Definition: "It's one of neurological examinations which needed for mental status and cerebral function testing to reach a tentative diagnosis".

Components of MSE :

1- General Appearance

Nutritional status (Malnutrition may refer to depression, or anorexia nervosa).

Hygiene and dress (Poor self hygiene refer to depression, and mismatched colorful dress refer to mania).

Eye contact (Wandering eye contact may refer to anxiety or mania)

2- Psychomotor behavior

Level of activity (Increased in mania, and decreased in depression).

Posture, sitting and walking (Pacing increased in mania).

Facial expression (Sad face in anxiety, and mask face may refer to Parkinson).

Movement (Mannerisms refer to schizophrenia, and hand tremor refer to anxiety).

3- Mood "Sustained emotion that colors the patient perception of world around"

Anxious in anxiety.

Sad in depression.

perplexed in mania.

Labile in hysterical patients.

Elated in mania.

4.Affect "External expressions of the patient emotion which observed by examiner"

Appropriate to situation in healthy clients.

Inappropriate to situation in schizophrenia.

Apathetic in depression or schizophrenia.

5.Speech

Amount (Increased in mania and anxiety, and decreased in depression).

Speed (Increased in mania and anxiety, and decreased in depression).

Articulation (Poor articulation may refer to schizophrenia).

Rhythm (Heterotonus in mania and anxiety, and monotonous in depression).

6.Thought

Thought Process "Thoughts availability and association"

- (Flat ideas in mania, and loss of association in schizophrenia).

Thought Content "Delusions, phobias, obsessions, compulsions, and hypochondria"

7.Perception

Hallucination "False perception without external stimulus".

Illusions "False perception with real external stimulus".

8.Sensorium and Cognition

Consciousness level .

Orientation to place, person, and time.

Concentration "Ability to keep one's attention on a certain task".

Memory "Short (5- 10 min), long (24 hr), intermediate (less than 1min), remote (years ago)" .

Abstract thinking "Ability to expalin and deal with concepts as proverbs".

Intelligence and calculation.

Insight "It's the degree of patient's awarness to that he or she is ill".

Judgment "It's the ability to choose appropriate goals to acheive them".

9.Impulse Control

- It's the patient ability to control his sexual, agressive and other impulses.

10.Reliability

- Veracity of gathered information.

11.Summary

- Major positive and negative data from the history and MSE are summarized to identify a tentative and differntial diagnosis, also other investigations and tests needed are listed.

Prepared by student:

Adham Ahmed. :balloons:

Specializes in NICU.

Thanks! I start mental health clinicals next week after FALL BREAK!! Woo, hoo!

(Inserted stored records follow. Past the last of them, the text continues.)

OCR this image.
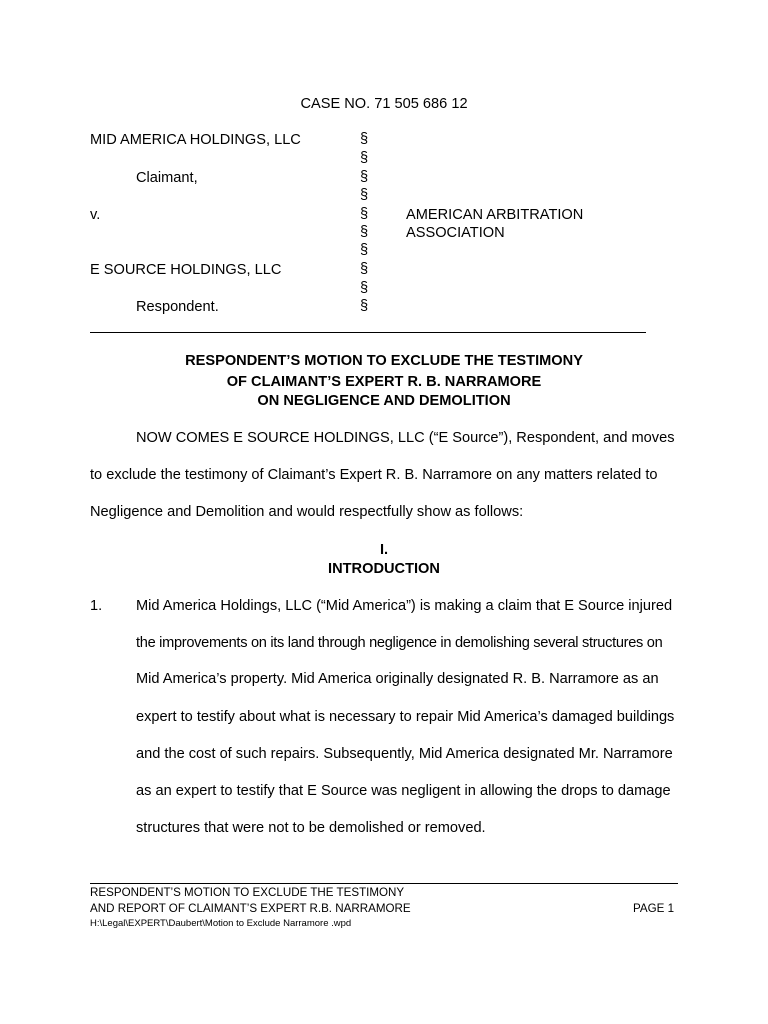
CASE NO. 71 505 686 12
MID AMERICA HOLDINGS, LLC
Claimant,
v.
E SOURCE HOLDINGS, LLC
Respondent.
AMERICAN ARBITRATION
ASSOCIATION
§
§
§
§
§
§
§
§
§
§
RESPONDENT’S MOTION TO EXCLUDE THE TESTIMONY
OF CLAIMANT’S EXPERT R. B. NARRAMORE
ON NEGLIGENCE AND DEMOLITION
NOW COMES E SOURCE HOLDINGS, LLC (“E Source”), Respondent, and moves
to exclude the testimony of Claimant’s Expert R. B. Narramore on any matters related to
Negligence and Demolition and would respectfully show as follows:
I.
INTRODUCTION
1. Mid America Holdings, LLC (“Mid America”) is making a claim that E Source injured
the improvements on its land through negligence in demolishing several structures on
Mid America’s property. Mid America originally designated R. B. Narramore as an
expert to testify about what is necessary to repair Mid America’s damaged buildings
and the cost of such repairs. Subsequently, Mid America designated Mr. Narramore
as an expert to testify that E Source was negligent in allowing the drops to damage
structures that were not to be demolished or removed.
RESPONDENT’S MOTION TO EXCLUDE THE TESTIMONY
AND REPORT OF CLAIMANT’S EXPERT R.B. NARRAMORE	PAGE 1
H:\Legal\EXPERT\Daubert\Motion to Exclude Narramore .wpd
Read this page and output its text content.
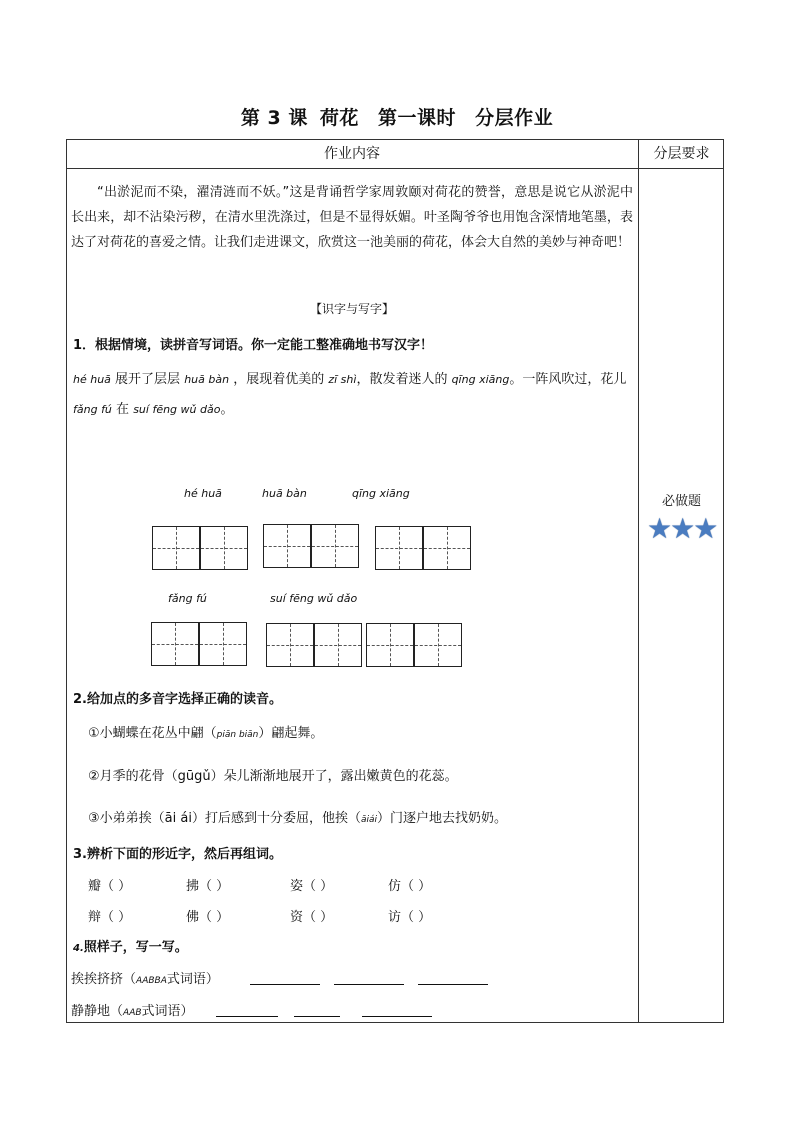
第 3 课 荷花 第一课时 分层作业
作业内容	分层要求
“出淤泥而不染，濯清涟而不妖。”这是背诵哲学家周敦颐对荷花的赞誉，意思是说它从淤泥中长出来，却不沾染污秽，在清水里洗涤过，但是不显得妖媚。叶圣陶爷爷也用饱含深情地笔墨，表达了对荷花的喜爱之情。让我们走进课文，欣赏这一池美丽的荷花，体会大自然的美妙与神奇吧！
【识字与写字】
1．根据情境，读拼音写词语。你一定能工整准确地书写汉字！
hé huā 展开了层层 huā bàn ，展现着优美的 zī shì，散发着迷人的 qīng xiāng。一阵风吹过，花儿 fǎng fú 在 suí fēng wǔ dǎo。
hé huā	huā bàn	qīng xiāng
fǎng fú	suí fēng wǔ dǎo
2.给加点的多音字选择正确的读音。
①小蝴蝶在花丛中翩（piān biān）翩起舞。
②月季的花骨（gūgǔ）朵儿渐渐地展开了，露出嫩黄色的花蕊。
③小弟弟挨（āi ái）打后感到十分委屈，他挨（āiái）门逐户地去找奶奶。
3.辨析下面的形近字，然后再组词。
瓣（ ）	拂（ ）	姿（ ）	仿（ ）
辩（ ）	佛（ ）	资（ ）	访（ ）
4.照样子，写一写。
挨挨挤挤（AABBA式词语）
静静地（AAB式词语）
必做题
★★★
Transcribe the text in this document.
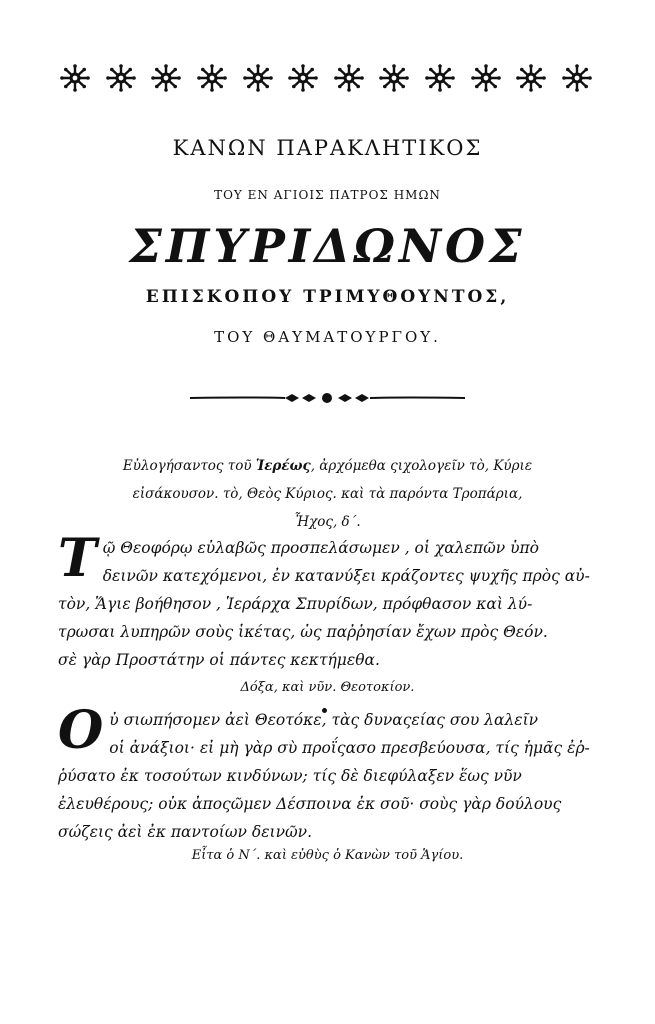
ΚΑΝΩΝ ΠΑΡΑΚΛΗΤΙΚΟΣ
ΤΟΥ ΕΝ ΑΓΙΟΙΣ ΠΑΤΡΟΣ ΗΜΩΝ
ΣΠΥΡΙΔΩΝΟΣ
ΕΠΙΣΚΟΠΟΥ ΤΡΙΜΥΘΟΥΝΤΟΣ,
ΤΟΥ ΘΑΥΜΑΤΟΥΡΓΟΥ.
Εὐλογήσαντος τοῦ Ἱερέως, ἀρχόμεθα ςιχολογεῖν τὸ, Κύριε
εἰσάκουσον. τὸ, Θεὸς Κύριος. καὶ τὰ παρόντα Τροπάρια,
Ἦχος, δ΄.
Τ ῷ Θεοφόρῳ εὐλαβῶς προσπελάσωμεν , οἱ χαλεπῶν ὑπὸ
δεινῶν κατεχόμενοι, ἐν κατανύξει κράζοντες ψυχῆς πρὸς αὐ-
τὸν, Ἅγιε βοήθησον , Ἱεράρχα Σπυρίδων, πρόφθασον καὶ λύ-
τρωσαι λυπηρῶν σοὺς ἱκέτας, ὡς παῤῥησίαν ἔχων πρὸς Θεόν.
σὲ γὰρ Προστάτην οἱ πάντες κεκτήμεθα.
Δόξα, καὶ νῦν. Θεοτοκίον.
Ο ὐ σιωπήσομεν ἀεὶ Θεοτόκε, τὰς δυναςείας σου λαλεῖν
οἱ ἀνάξιοι· εἰ μὴ γὰρ σὺ προΐςασο πρεσβεύουσα, τίς ἡμᾶς ἐῤ-
ῥύσατο ἐκ τοσούτων κινδύνων; τίς δὲ διεφύλαξεν ἕως νῦν
ἐλευθέρους; οὐκ ἀποςῶμεν Δέσποινα ἐκ σοῦ· σοὺς γὰρ δούλους
σώζεις ἀεὶ ἐκ παντοίων δεινῶν.
Εἶτα ὁ Ν΄. καὶ εὐθὺς ὁ Κανὼν τοῦ Ἁγίου.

Specializes in Medical Surical Issues.

thank you very much for your nice reply

hope to help others more and more

good luck boop

Specializes in med/surg, telemetry, IV therapy, mgmt.

I write about the nursing process all the time. It is simply the way we problem solve. Assessment is the first step in determining what the problem is. The remainder of the problem solving process (nursing process) is based upon the information obtained during the assessment. Assessment is the foundation of the whole process.